SOLOS
por
-Roger Vilain-
Twitter: @rvilain1
Somos gregarios y esa es una verdad incuestionable. La manada humana está ahí, cada vez más junta pero no revuelta, de modo que existen almas solas como la una incluso en megalópolis que te dan vértigo.
Una cosa es la conciencia del otro, llevar en las entrañas un saber y su respectiva práctica a propósito de los lazos que nos unen como especie, como seres capaces de cultivar eso que llaman empatía, y otra distinta es valorar el hecho de estar solos. Lo que soy yo, desde que tengo uso de razón he privilegiado el silencio, pongo por caso, que es una variante de la soledad, primero por la agradable sensación de sentirlo y desentrañar cómo es estar con uno mismo, y luego ya por cuestiones de manías, costumbres, formas de plantarse en este perro mundo.
Conozco a muchos incapaces de espantar el ruido. Supongo que la velocidad de una vida saturada de haceres, de haceres y más haceres, siembra ante la quietud de una sala o de un día sin nadie al lado el atavismo, ese terror que nos devuelve a las cavernas.
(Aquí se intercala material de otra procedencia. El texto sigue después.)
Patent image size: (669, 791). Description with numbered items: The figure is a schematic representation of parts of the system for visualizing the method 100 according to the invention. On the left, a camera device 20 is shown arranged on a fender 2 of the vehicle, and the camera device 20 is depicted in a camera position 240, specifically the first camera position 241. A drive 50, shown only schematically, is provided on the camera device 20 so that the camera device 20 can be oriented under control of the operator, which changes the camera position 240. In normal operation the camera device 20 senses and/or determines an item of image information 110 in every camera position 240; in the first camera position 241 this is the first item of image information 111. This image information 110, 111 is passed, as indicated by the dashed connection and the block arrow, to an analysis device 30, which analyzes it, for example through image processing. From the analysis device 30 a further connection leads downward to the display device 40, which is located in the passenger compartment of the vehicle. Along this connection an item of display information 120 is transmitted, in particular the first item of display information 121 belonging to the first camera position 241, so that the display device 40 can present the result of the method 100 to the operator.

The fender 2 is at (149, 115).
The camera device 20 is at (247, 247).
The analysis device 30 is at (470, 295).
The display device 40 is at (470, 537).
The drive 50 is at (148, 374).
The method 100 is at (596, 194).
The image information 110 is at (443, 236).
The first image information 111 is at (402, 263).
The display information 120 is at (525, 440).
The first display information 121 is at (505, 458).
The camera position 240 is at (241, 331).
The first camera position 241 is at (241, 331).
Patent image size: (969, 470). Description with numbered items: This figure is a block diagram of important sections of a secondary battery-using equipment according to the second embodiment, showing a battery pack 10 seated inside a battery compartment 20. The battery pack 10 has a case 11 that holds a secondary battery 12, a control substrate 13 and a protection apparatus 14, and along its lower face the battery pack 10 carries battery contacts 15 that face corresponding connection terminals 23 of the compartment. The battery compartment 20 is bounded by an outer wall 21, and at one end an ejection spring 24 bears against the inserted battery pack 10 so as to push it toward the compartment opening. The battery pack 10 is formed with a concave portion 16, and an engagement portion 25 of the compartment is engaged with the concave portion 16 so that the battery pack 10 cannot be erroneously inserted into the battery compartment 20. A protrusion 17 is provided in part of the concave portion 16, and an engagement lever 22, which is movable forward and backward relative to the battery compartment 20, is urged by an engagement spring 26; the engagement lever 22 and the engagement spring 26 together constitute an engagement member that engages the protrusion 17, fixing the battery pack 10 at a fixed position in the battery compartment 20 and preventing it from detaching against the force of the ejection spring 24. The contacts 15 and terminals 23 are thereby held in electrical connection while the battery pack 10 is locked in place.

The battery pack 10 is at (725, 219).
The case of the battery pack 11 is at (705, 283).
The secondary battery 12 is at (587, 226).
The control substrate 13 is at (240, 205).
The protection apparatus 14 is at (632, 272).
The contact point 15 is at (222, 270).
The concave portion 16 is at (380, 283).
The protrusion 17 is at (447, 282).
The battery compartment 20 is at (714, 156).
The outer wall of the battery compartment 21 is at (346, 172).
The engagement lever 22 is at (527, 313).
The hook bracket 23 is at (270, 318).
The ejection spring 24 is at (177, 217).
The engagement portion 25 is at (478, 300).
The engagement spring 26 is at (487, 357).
Entonces enciendes las luces de la cocina, de tu habitación y la contigua, y enciendes la radio y la tele porque escuchar lo que tienes que decirte cuando no hay alrededor más voces que la tuya implica un mazazo que no, que por nada, que ni se te ocurra imaginarlo.
Existen espejismos. Maneras de darle un garrotazo a la introspección, primita hermana de la soledad. En el desierto o en el bullicio citadino, pero espejismos, imágenes ficticias al fin. Lo que soy yo, vuelvo y digo, prefiero barruntar el diálogo que poco a poco establezco con ese que voy siendo, al punto de que cruzo la línea de meta para convertirme en solitario irredimible.
Sin confusiones, por supuesto. Que una cosa no quita a la otra gracias a que también disfruto de quien se encuentra al lado, con las necesarias excepciones de rigor. Es que si existe algo que enseña es la maestra soledad, capaz de aplastarte cuando menos lo esperes por eso de que terminas en pelotas, desnudo, y te enjabona, te viste otra vez y te patea las veces que le dé la gana sólo para sentar presencia. Saber vivir con otros y saborear también la soledad es un arte que exige labor de filigrana.
Es una gran maestra y yo me esfuerzo por ser alumno regular. Entonces termina uno por cultivar ciertos gustos, particulares mañas, alguna sensibilidad a la hora de transitar el camino que jamás habría soñado de no echarme a placer en brazos de semejante dama. Una señora que observa de reojo al tifón efervescente de estos días y qué más da, sigue en sus rincones lista para cuando toque otra vez levantarle la falda. Estar solo, estar acompañado, la verdad es que acaba por convertirse en animal mordiéndose la cola, y de ambos universos emerge la felicidad, el hecho de pasar de un ámbito a otro que se contienen entre sí.
Si la soledad se parece a un armario en el que te encierras y juegas y enciendes un fósforo para darte luz, pues entre ese lugar y tú yace un centímetro o un año luz de distancia. Tú decides. Mientras, el mundo continúa en lo suyo, vuelta y vuelta, como si el armario fuese nada más que eso, un armario.